Typically, the players would be expected to make any rolls for their own character. That includes damage rolls.
The Player's Handbook is generally written from the perspective of the 'agent' responsible for the character or creature in question.
For example, under Attack Rolls (pg 194) it says:
When you make an attack, your attack roll determines whether the
attack hits or misses. To make an attack roll, roll a d20 and add the
"You", in this case, is whoever is controlling the character that is attacking. And then, under Damage Rolls (pg 196) it says:
Each weapon, spell, and harmful monster ability specifies the damage
it deals. You roll the damage die or dice, and add any modifiers,
and apply the damage to your target.
It's clear that the "you" or "your" for both the attack and damage is referring to the same person. And for a PC, that person is going to be the person playing that character.
If it's a monster or NPC attacking, then "you" refers to whoever is dictating the actions of that monster or NPC - typically the DM.
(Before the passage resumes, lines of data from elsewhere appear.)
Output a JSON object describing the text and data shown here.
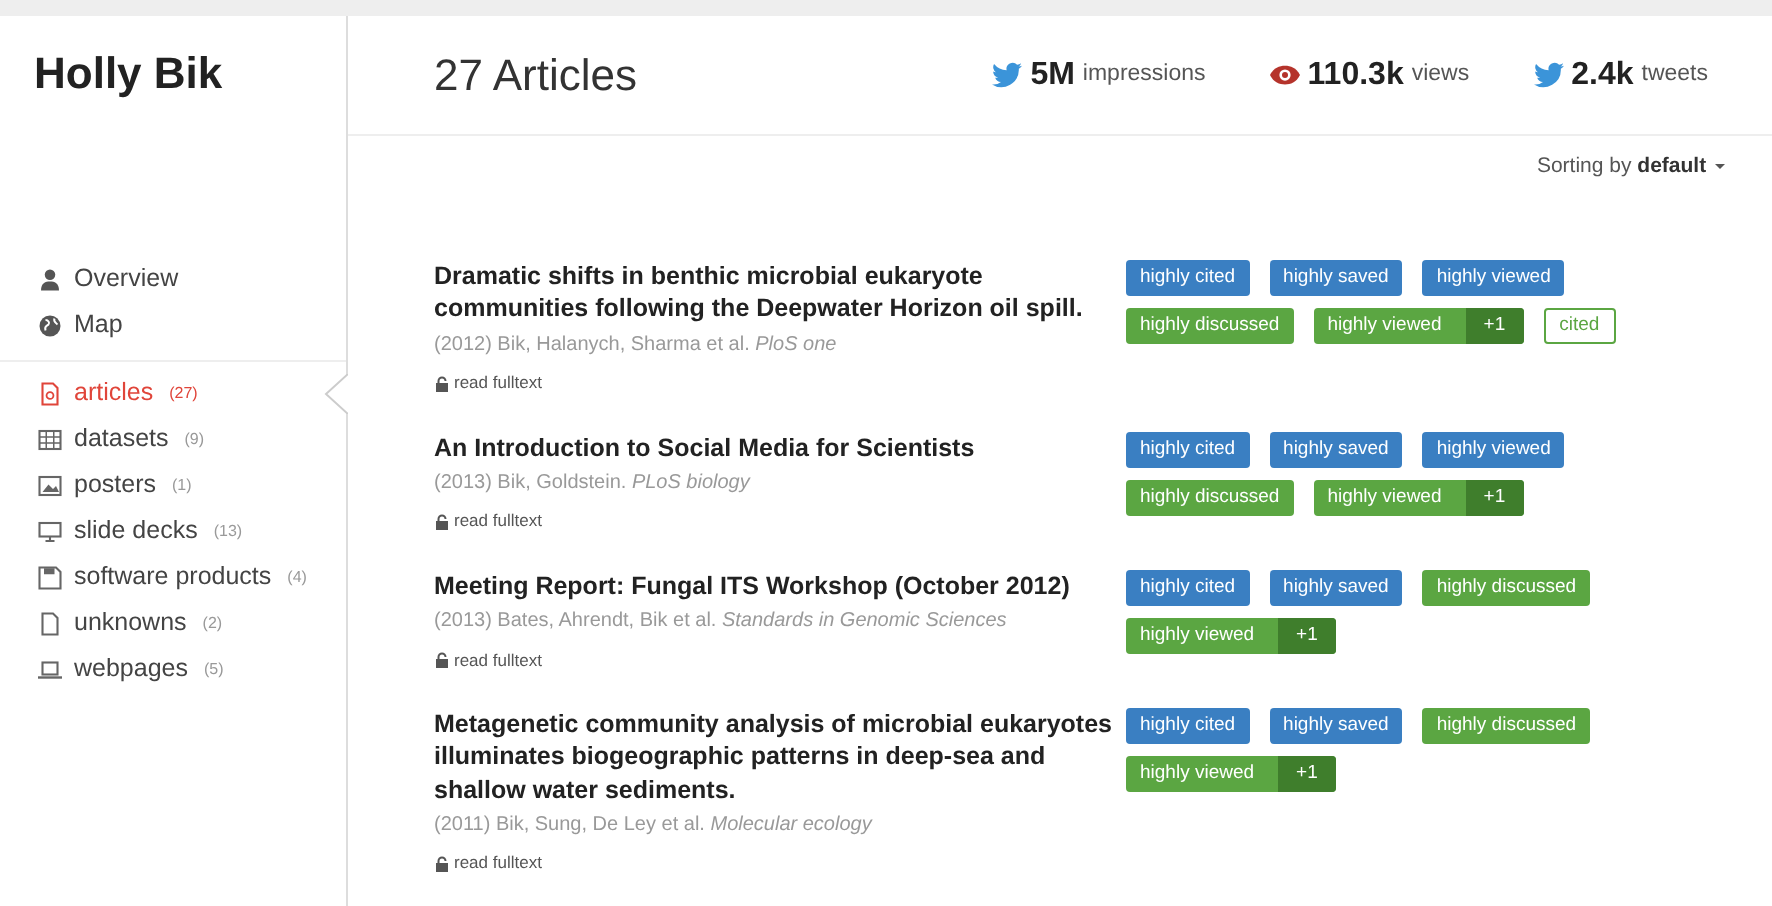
{
  "profile": {
    "name": "Holly Bik"
  },
  "header": {
    "count": "27",
    "count_label": "Articles",
    "stats": [
      {
        "value": "5M",
        "label": "impressions"
      },
      {
        "value": "110.3k",
        "label": "views"
      },
      {
        "value": "2.4k",
        "label": "tweets"
      }
    ]
  },
  "sorting": {
    "label": "Sorting by",
    "value": "default"
  },
  "sidebar": {
    "top_items": [
      {
        "label": "Overview"
      },
      {
        "label": "Map"
      }
    ],
    "items": [
      {
        "label": "articles",
        "count": "(27)",
        "selected": true
      },
      {
        "label": "datasets",
        "count": "(9)",
        "selected": false
      },
      {
        "label": "posters",
        "count": "(1)",
        "selected": false
      },
      {
        "label": "slide decks",
        "count": "(13)",
        "selected": false
      },
      {
        "label": "software products",
        "count": "(4)",
        "selected": false
      },
      {
        "label": "unknowns",
        "count": "(2)",
        "selected": false
      },
      {
        "label": "webpages",
        "count": "(5)",
        "selected": false
      }
    ]
  },
  "articles": [
    {
      "title": "Dramatic shifts in benthic microbial eukaryote communities following the Deepwater Horizon oil spill.",
      "citation": "(2012) Bik, Halanych, Sharma et al. *PloS one*",
      "link": "read fulltext",
      "badges": [
        {
          "kind": "blue",
          "label": "highly cited"
        },
        {
          "kind": "blue",
          "label": "highly saved"
        },
        {
          "kind": "blue",
          "label": "highly viewed"
        },
        {
          "kind": "green",
          "label": "highly discussed"
        },
        {
          "kind": "green",
          "label": "highly viewed",
          "extra": "+1"
        },
        {
          "kind": "outline",
          "label": "cited"
        }
      ]
    },
    {
      "title": "An Introduction to Social Media for Scientists",
      "citation": "(2013) Bik, Goldstein. *PLoS biology*",
      "link": "read fulltext",
      "badges": [
        {
          "kind": "blue",
          "label": "highly cited"
        },
        {
          "kind": "blue",
          "label": "highly saved"
        },
        {
          "kind": "blue",
          "label": "highly viewed"
        },
        {
          "kind": "green",
          "label": "highly discussed"
        },
        {
          "kind": "green",
          "label": "highly viewed",
          "extra": "+1"
        }
      ]
    },
    {
      "title": "Meeting Report: Fungal ITS Workshop (October 2012)",
      "citation": "(2013) Bates, Ahrendt, Bik et al. *Standards in Genomic Sciences*",
      "link": "read fulltext",
      "badges": [
        {
          "kind": "blue",
          "label": "highly cited"
        },
        {
          "kind": "blue",
          "label": "highly saved"
        },
        {
          "kind": "green",
          "label": "highly discussed"
        },
        {
          "kind": "green",
          "label": "highly viewed",
          "extra": "+1"
        }
      ]
    },
    {
      "title": "Metagenetic community analysis of microbial eukaryotes illuminates biogeographic patterns in deep-sea and shallow water sediments.",
      "citation": "(2011) Bik, Sung, De Ley et al. *Molecular ecology*",
      "link": "read fulltext",
      "badges": [
        {
          "kind": "blue",
          "label": "highly cited"
        },
        {
          "kind": "blue",
          "label": "highly saved"
        },
        {
          "kind": "green",
          "label": "highly discussed"
        },
        {
          "kind": "green",
          "label": "highly viewed",
          "extra": "+1"
        }
      ]
    }
  ]
}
In the Dungeon Master's guide there is also a chapter on Running the Game. It even says here, under "Rolling Attacks and Damage" (pg 235 of the DMG):
Players are accustomed to rolling an attack first and then a damage
roll. If the players make attack rolls and damage rolls at the same
time, the action moves a little faster round the table.
This pretty much spells it out that players are expected to make their own attack rolls and damage rolls. It even suggests that the players make the two rolls at the same time to speed things up (the very reason you stated that you rolled the damage).
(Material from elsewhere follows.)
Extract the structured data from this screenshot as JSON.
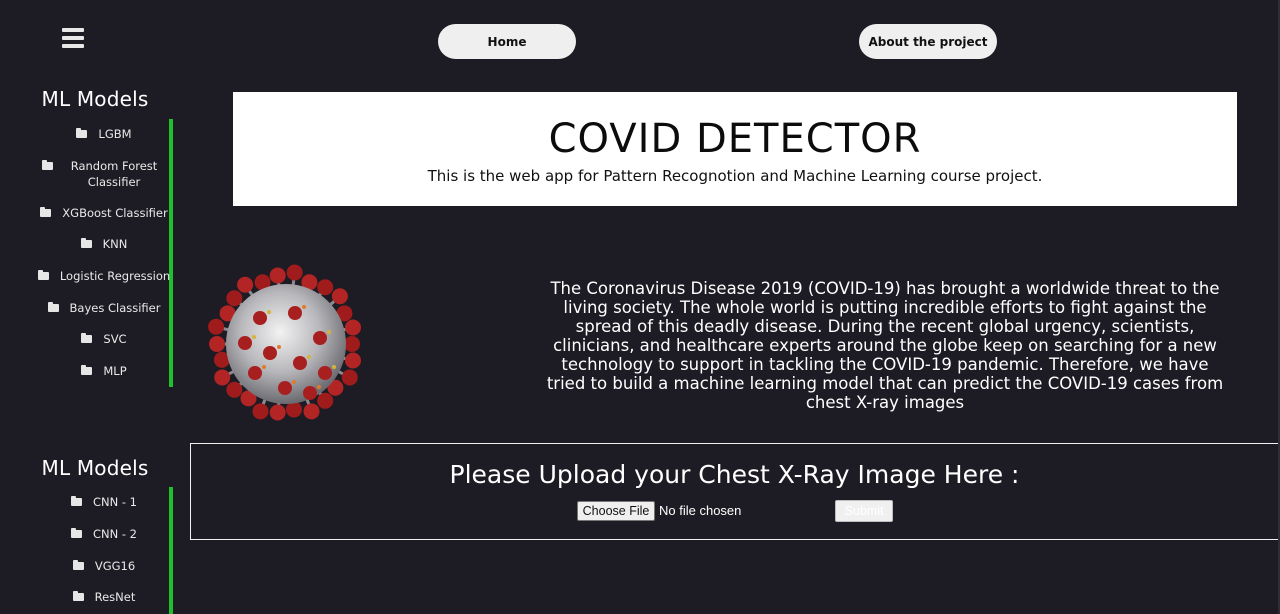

Outside of damage rolls, there is a situation where a DM may make a roll for the player. This is actually spelled out just above the "Rolling Attacks and Damage" section. And this is if you, the DM, don't want the player to know how good their check is (the example given is if a player wants to make an Wisdom(Insight) check to see if the baroness is charmed; if the player rolled this, the dice result would give away a clue - so the DM may roll in secret so that the player doesn't know whether a negative result is due to a low dice roll or because the baroness isn't charmed!).
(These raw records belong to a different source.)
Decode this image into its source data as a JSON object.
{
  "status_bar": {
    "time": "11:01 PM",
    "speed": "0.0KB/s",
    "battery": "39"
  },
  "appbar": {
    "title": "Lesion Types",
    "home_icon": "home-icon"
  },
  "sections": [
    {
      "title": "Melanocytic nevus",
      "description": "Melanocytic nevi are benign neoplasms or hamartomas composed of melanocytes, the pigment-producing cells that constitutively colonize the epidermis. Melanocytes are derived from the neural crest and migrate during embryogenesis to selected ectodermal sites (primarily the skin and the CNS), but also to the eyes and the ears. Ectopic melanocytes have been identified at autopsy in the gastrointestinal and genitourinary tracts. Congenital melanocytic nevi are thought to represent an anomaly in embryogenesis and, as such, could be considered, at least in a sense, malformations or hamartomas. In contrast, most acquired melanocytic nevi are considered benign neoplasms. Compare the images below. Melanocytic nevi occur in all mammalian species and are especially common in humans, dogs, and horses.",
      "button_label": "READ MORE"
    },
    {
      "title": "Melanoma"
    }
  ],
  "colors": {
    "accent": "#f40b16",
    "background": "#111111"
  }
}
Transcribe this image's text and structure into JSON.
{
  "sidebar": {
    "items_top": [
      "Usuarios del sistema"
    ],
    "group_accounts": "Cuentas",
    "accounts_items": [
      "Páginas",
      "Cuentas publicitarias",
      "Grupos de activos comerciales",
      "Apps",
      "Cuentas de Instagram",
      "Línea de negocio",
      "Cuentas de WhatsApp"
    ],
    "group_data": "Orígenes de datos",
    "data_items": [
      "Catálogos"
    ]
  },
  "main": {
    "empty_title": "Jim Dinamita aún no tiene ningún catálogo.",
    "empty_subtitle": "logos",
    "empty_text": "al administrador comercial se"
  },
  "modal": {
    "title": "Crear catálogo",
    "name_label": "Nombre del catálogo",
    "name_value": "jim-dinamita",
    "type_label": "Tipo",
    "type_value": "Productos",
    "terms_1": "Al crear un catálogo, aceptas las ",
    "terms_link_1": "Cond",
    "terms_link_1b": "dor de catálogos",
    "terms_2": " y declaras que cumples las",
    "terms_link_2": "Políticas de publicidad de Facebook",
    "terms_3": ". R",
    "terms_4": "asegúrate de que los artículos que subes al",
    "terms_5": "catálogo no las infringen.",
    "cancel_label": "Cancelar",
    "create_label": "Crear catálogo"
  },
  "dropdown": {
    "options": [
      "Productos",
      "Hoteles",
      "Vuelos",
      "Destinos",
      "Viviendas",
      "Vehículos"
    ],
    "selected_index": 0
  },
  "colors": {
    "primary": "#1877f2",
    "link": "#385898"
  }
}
But the above is an exception - done mainly to maintain an air of uncertainty.
Now...it's your game and you're the DM. And if you still want to roll the damage dice then that is up to you. But hopefully its clear that the rules do assume that it is the players that typically do this. And personally I think if you take too much away from your players, it might make them feel like you're virtually playing the game on your own!